17. In the case of Rajib Ranjan and others -vs.- R. Vijaykumar , reported in (2015) 1 SCC 513, the Hon'ble Supreme Court has taken the view that ...

"even while discharging his official duties, if a public servant enters into a criminal conspiracy or indulges in criminal misconduct, such misdemeanor on his part is not to be treated as an act in discharge of his official duties and, therefore, provisions of Section 197 of the Code will not be attracted".

18. Public servants have, in fact, been treated as special category under Section 197 Cr.P.C, to protect them from malicious or vexatious prosecution. Such protection from harassment is given in public interest; the same cannot be treated as shield to protect corrupt officials.

19. In Subramanian Swamy v. Manmohan Singh & anr , reported in (2012) 3 SCC 64, it has been held that the provisions dealing with Section 197 CrPC must be construed in such a manner as to advance the cause of honesty, justice and good governance.
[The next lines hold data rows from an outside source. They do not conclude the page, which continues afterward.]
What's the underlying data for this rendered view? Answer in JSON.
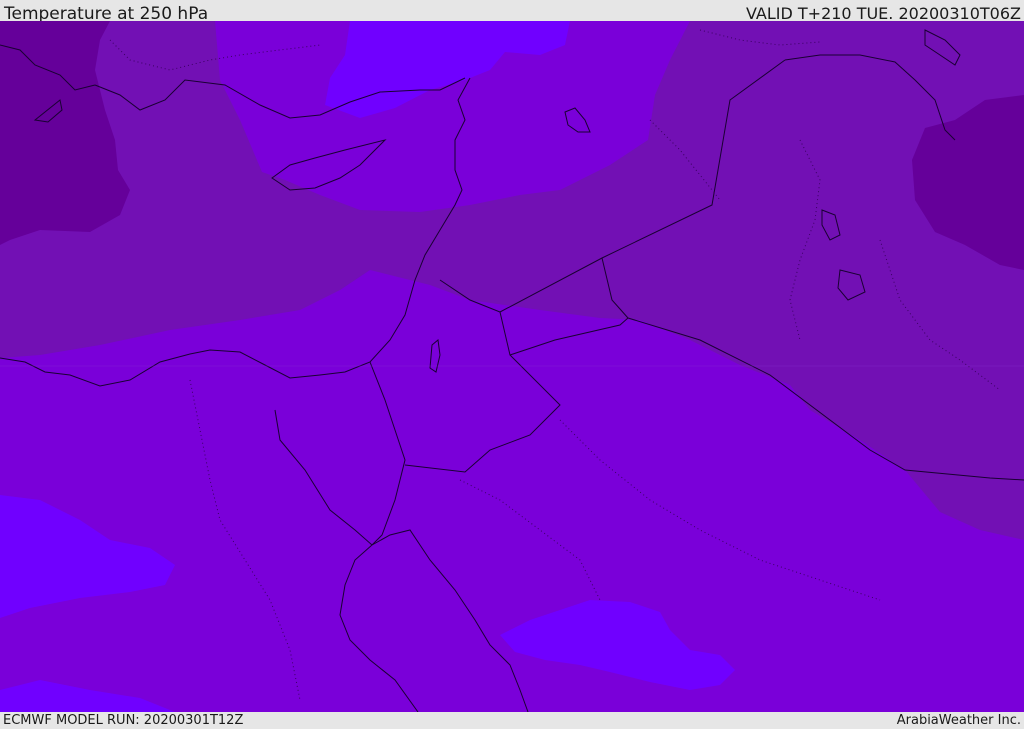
{
  "header": {
    "title": "Temperature at 250 hPa",
    "valid_time": "VALID T+210 TUE. 20200310T06Z"
  },
  "footer": {
    "model_run": "ECMWF MODEL RUN: 20200301T12Z",
    "credit": "ArabiaWeather Inc."
  },
  "map": {
    "field": "temperature",
    "level": "250 hPa",
    "colors": {
      "dominant": "#7a00d9",
      "cold_band": "#7210b4",
      "coldest": "#65009a",
      "warm_patch": "#7000ff",
      "warmer_patch": "#7a22ff",
      "border_line": "#1a0033",
      "country_dots": "#3a0060"
    }
  }
}
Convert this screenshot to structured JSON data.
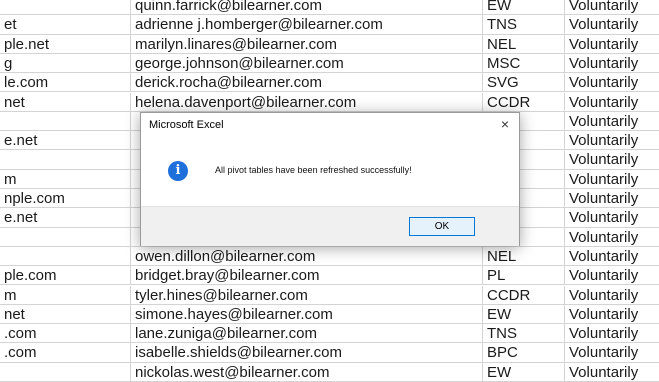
{
  "rows": [
    {
      "c1": "",
      "c2": "quinn.farrick@bilearner.com",
      "c3": "EW",
      "c4": "Voluntarily"
    },
    {
      "c1": "et",
      "c2": "adrienne j.homberger@bilearner.com",
      "c3": "TNS",
      "c4": "Voluntarily"
    },
    {
      "c1": "ple.net",
      "c2": "marilyn.linares@bilearner.com",
      "c3": "NEL",
      "c4": "Voluntarily"
    },
    {
      "c1": "g",
      "c2": "george.johnson@bilearner.com",
      "c3": "MSC",
      "c4": "Voluntarily"
    },
    {
      "c1": "le.com",
      "c2": "derick.rocha@bilearner.com",
      "c3": "SVG",
      "c4": "Voluntarily"
    },
    {
      "c1": "net",
      "c2": "helena.davenport@bilearner.com",
      "c3": "CCDR",
      "c4": "Voluntarily"
    },
    {
      "c1": "",
      "c2": "",
      "c3": "",
      "c4": "Voluntarily"
    },
    {
      "c1": "e.net",
      "c2": "",
      "c3": "",
      "c4": "Voluntarily"
    },
    {
      "c1": "",
      "c2": "",
      "c3": "",
      "c4": "Voluntarily"
    },
    {
      "c1": "m",
      "c2": "",
      "c3": "",
      "c4": "Voluntarily"
    },
    {
      "c1": "nple.com",
      "c2": "",
      "c3": "",
      "c4": "Voluntarily"
    },
    {
      "c1": "e.net",
      "c2": "",
      "c3": "",
      "c4": "Voluntarily"
    },
    {
      "c1": "",
      "c2": "",
      "c3": "",
      "c4": "Voluntarily"
    },
    {
      "c1": "",
      "c2": "owen.dillon@bilearner.com",
      "c3": "NEL",
      "c4": "Voluntarily"
    },
    {
      "c1": "ple.com",
      "c2": "bridget.bray@bilearner.com",
      "c3": "PL",
      "c4": "Voluntarily"
    },
    {
      "c1": "m",
      "c2": "tyler.hines@bilearner.com",
      "c3": "CCDR",
      "c4": "Voluntarily"
    },
    {
      "c1": "net",
      "c2": "simone.hayes@bilearner.com",
      "c3": "EW",
      "c4": "Voluntarily"
    },
    {
      "c1": ".com",
      "c2": "lane.zuniga@bilearner.com",
      "c3": "TNS",
      "c4": "Voluntarily"
    },
    {
      "c1": ".com",
      "c2": "isabelle.shields@bilearner.com",
      "c3": "BPC",
      "c4": "Voluntarily"
    },
    {
      "c1": "",
      "c2": "nickolas.west@bilearner.com",
      "c3": "EW",
      "c4": "Voluntarily"
    }
  ],
  "dialog": {
    "title": "Microsoft Excel",
    "close_glyph": "×",
    "icon_glyph": "i",
    "message": "All pivot tables have been refreshed successfully!",
    "ok_label": "OK"
  },
  "colors": {
    "info_icon": "#1e6fd9",
    "ok_border": "#0078d7"
  },
  "icons": {
    "dialog_icon": "info-icon",
    "close": "close-icon"
  }
}
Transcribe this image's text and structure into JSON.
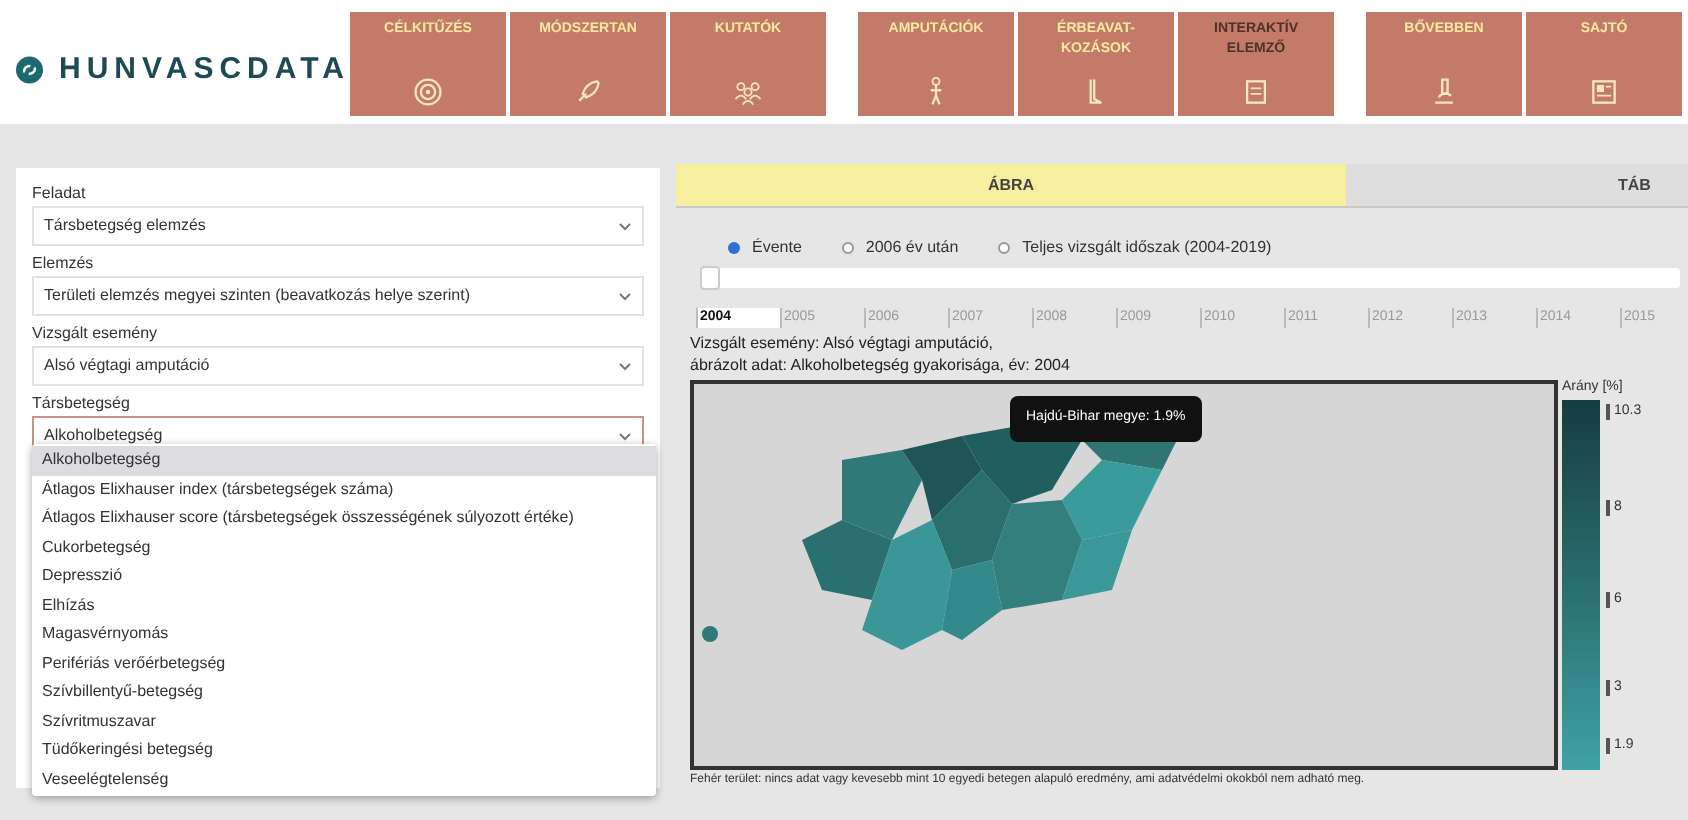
{
  "logo": {
    "text": "HUNVASCDATA"
  },
  "nav": [
    {
      "label": "CÉLKITŰZÉS",
      "active": false
    },
    {
      "label": "MÓDSZERTAN",
      "active": false
    },
    {
      "label": "KUTATÓK",
      "active": false
    },
    {
      "label": "AMPUTÁCIÓK",
      "active": false
    },
    {
      "label": "ÉRBEAVAT-KOZÁSOK",
      "active": false
    },
    {
      "label": "INTERAKTÍV ELEMZŐ",
      "active": true
    },
    {
      "label": "BŐVEBBEN",
      "active": false
    },
    {
      "label": "SAJTÓ",
      "active": false
    }
  ],
  "filters": [
    {
      "label": "Feladat",
      "value": "Társbetegség elemzés",
      "open": false
    },
    {
      "label": "Elemzés",
      "value": "Területi elemzés megyei szinten (beavatkozás helye szerint)",
      "open": false
    },
    {
      "label": "Vizsgált esemény",
      "value": "Alsó végtagi amputáció",
      "open": false
    },
    {
      "label": "Társbetegség",
      "value": "Alkoholbetegség",
      "open": true
    }
  ],
  "dropdown": [
    {
      "label": "Alkoholbetegség",
      "selected": true
    },
    {
      "label": "Átlagos Elixhauser index (társbetegségek száma)",
      "selected": false
    },
    {
      "label": "Átlagos Elixhauser score (társbetegségek összességének súlyozott értéke)",
      "selected": false
    },
    {
      "label": "Cukorbetegség",
      "selected": false
    },
    {
      "label": "Depresszió",
      "selected": false
    },
    {
      "label": "Elhízás",
      "selected": false
    },
    {
      "label": "Magasvérnyomás",
      "selected": false
    },
    {
      "label": "Perifériás verőérbetegség",
      "selected": false
    },
    {
      "label": "Szívbillentyű-betegség",
      "selected": false
    },
    {
      "label": "Szívritmuszavar",
      "selected": false
    },
    {
      "label": "Tüdőkeringési betegség",
      "selected": false
    },
    {
      "label": "Veseelégtelenség",
      "selected": false
    }
  ],
  "tabs": [
    {
      "label": "ÁBRA",
      "selected": true
    },
    {
      "label": "TÁB",
      "selected": false
    }
  ],
  "radios": [
    {
      "label": "Évente",
      "selected": true
    },
    {
      "label": "2006 év után",
      "selected": false
    },
    {
      "label": "Teljes vizsgált időszak (2004-2019)",
      "selected": false
    }
  ],
  "year_slider": {
    "level": 0
  },
  "years": [
    {
      "label": "2004",
      "selected": true
    },
    {
      "label": "2005",
      "selected": false
    },
    {
      "label": "2006",
      "selected": false
    },
    {
      "label": "2007",
      "selected": false
    },
    {
      "label": "2008",
      "selected": false
    },
    {
      "label": "2009",
      "selected": false
    },
    {
      "label": "2010",
      "selected": false
    },
    {
      "label": "2011",
      "selected": false
    },
    {
      "label": "2012",
      "selected": false
    },
    {
      "label": "2013",
      "selected": false
    },
    {
      "label": "2014",
      "selected": false
    },
    {
      "label": "2015",
      "selected": false
    }
  ],
  "captions": [
    "Vizsgált esemény: Alsó végtagi amputáció,",
    "ábrázolt adat: Alkoholbetegség gyakorisága, év: 2004"
  ],
  "tooltip": "Hajdú-Bihar megye: 1.9%",
  "legend": {
    "title": "Arány [%]",
    "ticks": [
      "10.3",
      "8",
      "6",
      "3",
      "1.9"
    ]
  },
  "footnote": "Fehér terület: nincs adat vagy kevesebb mint 10 egyedi betegen alapuló eredmény, ami adatvédelmi okokból nem adható meg."
}
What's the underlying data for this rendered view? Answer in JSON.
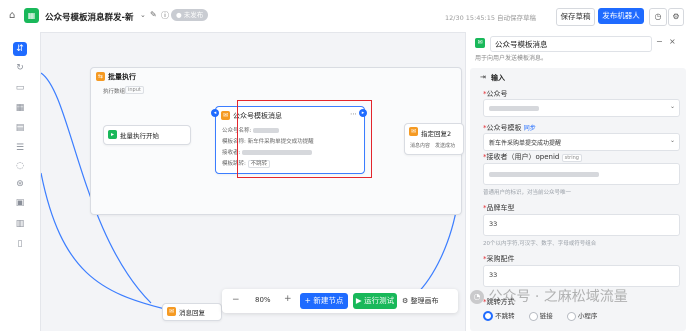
{
  "header": {
    "title": "公众号模板消息群发-新",
    "status_badge": "未发布",
    "save_info": "12/30 15:45:15 自动保存草稿",
    "save_button": "保存草稿",
    "publish_button": "发布机器人"
  },
  "canvas": {
    "batch_node": {
      "title": "批量执行",
      "subtitle_label": "执行数组",
      "subtitle_tag": "input"
    },
    "batch_start_node": {
      "title": "批量执行开始"
    },
    "template_node": {
      "title": "公众号模板消息",
      "rows": [
        {
          "label": "公众号名称:",
          "value": ""
        },
        {
          "label": "模板名称:",
          "value": "新车件采购单提交成功提醒"
        },
        {
          "label": "接收者:",
          "value": ""
        },
        {
          "label": "模板跳转:",
          "value": "不跳转"
        }
      ]
    },
    "reply_node": {
      "title": "指定回复2",
      "row_label": "消息内容",
      "row_value": "发送成功"
    },
    "bottom_node": {
      "title": "消息回复"
    }
  },
  "toolbar": {
    "zoom": "80%",
    "add_node": "+ 新建节点",
    "test_run": "▶ 运行测试",
    "organize": "整理画布"
  },
  "panel": {
    "title": "公众号模板消息",
    "description": "用于向用户发送模板消息。",
    "section_input": "输入",
    "account_label": "公众号",
    "template_label": "公众号模板",
    "template_sync": "同步",
    "template_value": "新车件采购单提交成功提醒",
    "receiver_label": "接收者（用户）openid",
    "receiver_tag": "string",
    "receiver_hint": "普通用户的标识，对当前公众号唯一",
    "brand_label": "品牌车型",
    "brand_value": "33",
    "brand_hint": "20个以内字符,可汉字、数字、字母或符号组合",
    "purchase_label": "采购配件",
    "purchase_value": "33",
    "jump_label": "跳转方式",
    "jump_options": [
      "不跳转",
      "链接",
      "小程序"
    ],
    "jump_selected": "不跳转"
  },
  "watermark": "公众号 · 之麻松域流量"
}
To quote:

Page No.# 7/7

"74. ... Public servants are treated as a special class of persons enjoying the said protection so that they can perform their duties without fear and favour and without threats of malicious prosecution. However, the said protection against malicious prosecution which was extended in public interest cannot become a shield to protect corrupt officials. These provisions being exceptions to the equality provision of Article 14 are analogous to the provisions of protective discrimination and these protections must be construed very narrowly. These procedural provisions relating to sanction must be construed in such a manner as to advance the causes of honesty and justice and good governance as opposed to escalation of corruption."

20. In view of the aforesaid legal proposition, if we consider the case in hand, the alleged indulgence of the petitioner in misappropriation of government funds cannot be said to be in discharge of his official duty. The official duty is not to misappropriate public funds and cause loss to the Revenue.

21. Whether the sanction is required u/s 197 Cr.PC or not is to be considered during trial and it is the burden of the prosecution to prove that the accused/petitioner acted beyond in discharge of his official duties and there is no nexus between the acts committed and his official duties. At this stage, the question that the accused acted within his official duties cannot be decided in exercise of the jurisdiction of this court u/s 482 Cr.PC.

22. In the result, the criminal petition is dismissed and disposed of accordingly.